Siamo in pieno psicodramma, tutti spalleggiano e si scontrano con tutti, le scuse iniziano a vacillare, le voci ad affievolirsi e le bugie ad emergere… da i giochini erotici fatti con sconosciuti a l'amante salvato sotto falso nome, gli ex che chiedono consigli inopportuni e i gruppi whatsapp dai quali qualcuno è rimasto fuori, tutto viene a galla e riversato su quella tavola che ormai si sta trasformando in un campo di battaglia. E' il primo e unico momento in cui i protagonisti si alzano, mollano le sicure sedie per rincorrersi l'un l'altro per tutta casa, urlando, chiedendo, cercando spiegazioni che non troveranno mai risposta. Nel turbine delle incomprensioni arriva, come fulmine a ciel sereno, il coming out di uno degli amici che causerà reazioni differenti ma soprattutto inaspettate ma passerà a breve in secondo piano rispetto al carnevale di tradimenti messo in scena da quegli stessi amici.

Ora conosciamo ognuno di loro per quello che hanno fatto e detto e non riusciamo a fare a meno di guardali con occhi diversi, come se quelle bugie, in qualche modo, le avessero dette anche noi, a noi che con tanto trasporto li stavamo inseguendo intorno al divano.

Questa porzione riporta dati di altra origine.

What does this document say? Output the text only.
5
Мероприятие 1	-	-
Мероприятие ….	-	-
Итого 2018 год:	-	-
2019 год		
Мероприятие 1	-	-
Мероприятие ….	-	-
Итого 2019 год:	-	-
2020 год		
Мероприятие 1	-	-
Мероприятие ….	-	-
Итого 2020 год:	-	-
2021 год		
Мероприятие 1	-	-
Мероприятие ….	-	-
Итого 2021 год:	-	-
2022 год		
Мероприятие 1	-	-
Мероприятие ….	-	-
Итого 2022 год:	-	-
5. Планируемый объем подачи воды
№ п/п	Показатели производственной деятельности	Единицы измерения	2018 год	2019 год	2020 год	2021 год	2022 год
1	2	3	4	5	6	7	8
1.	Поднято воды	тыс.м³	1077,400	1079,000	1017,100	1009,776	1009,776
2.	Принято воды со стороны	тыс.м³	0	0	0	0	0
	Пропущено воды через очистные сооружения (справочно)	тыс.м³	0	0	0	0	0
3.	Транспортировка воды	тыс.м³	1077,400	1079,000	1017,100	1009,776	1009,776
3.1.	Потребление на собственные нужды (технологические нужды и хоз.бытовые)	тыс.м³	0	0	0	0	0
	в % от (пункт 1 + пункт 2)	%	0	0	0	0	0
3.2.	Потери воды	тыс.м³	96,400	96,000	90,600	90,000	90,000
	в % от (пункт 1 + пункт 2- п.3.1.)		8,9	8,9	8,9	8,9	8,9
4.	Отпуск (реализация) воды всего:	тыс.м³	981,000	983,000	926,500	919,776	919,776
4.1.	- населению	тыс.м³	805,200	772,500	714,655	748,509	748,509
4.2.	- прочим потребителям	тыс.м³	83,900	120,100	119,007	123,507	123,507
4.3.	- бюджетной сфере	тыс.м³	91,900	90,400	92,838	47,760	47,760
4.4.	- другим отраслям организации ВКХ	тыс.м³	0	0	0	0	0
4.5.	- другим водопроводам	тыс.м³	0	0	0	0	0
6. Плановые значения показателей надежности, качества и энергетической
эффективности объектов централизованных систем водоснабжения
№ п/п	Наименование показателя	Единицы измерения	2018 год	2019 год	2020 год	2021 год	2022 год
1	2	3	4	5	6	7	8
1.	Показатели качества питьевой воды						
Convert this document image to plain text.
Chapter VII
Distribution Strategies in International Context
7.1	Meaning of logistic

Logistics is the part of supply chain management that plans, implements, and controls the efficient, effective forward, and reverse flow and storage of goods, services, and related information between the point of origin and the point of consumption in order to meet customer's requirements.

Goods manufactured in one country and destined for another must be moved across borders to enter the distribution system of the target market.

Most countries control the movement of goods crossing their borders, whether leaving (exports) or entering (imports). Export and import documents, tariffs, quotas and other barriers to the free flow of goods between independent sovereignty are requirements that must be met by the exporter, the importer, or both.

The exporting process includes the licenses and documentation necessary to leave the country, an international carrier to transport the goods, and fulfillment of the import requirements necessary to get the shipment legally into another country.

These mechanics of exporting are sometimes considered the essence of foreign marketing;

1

Come una scenografia tolta prima della fine, tutto ha un sapore più amaro, ma vero. Inevitabile è il paragone con la quotidianità e il continuo annuire di fronte a certi episodi ci fa sentire spettatori delle nostre stesse esperienze, fino al finale, se vogliamo a sorpresa, se vogliamo causato dall'inconscio, un finale in parte positivo che ci mostra come sarebbe andata “se” se non avessero accettato di fare quel gioco, se ognuno di loro avesse perpetuato nella propria quotidiana ipocrisia e se tutti avessero continuato come niente fosse a portare avanti i propri segreti. Vogliamo credere che il nostro vissuto e il nostro relazionarci con gli altri possa essere frutto di una scelta, di una porta che decidiamo noi se aprire o meno e che, nel momento esatto di questa scelta, riusciamo a prendere piena responsabilità e coscienza delle conseguenze che ne scaturiscono.

Vogliamo crederci, vogliamo raccontarcela, ma in realtà ci resta facile, molto più facile, rimanere in scena anche quando le quinte si alzano, le luci si spengono e il pubblico se ne va.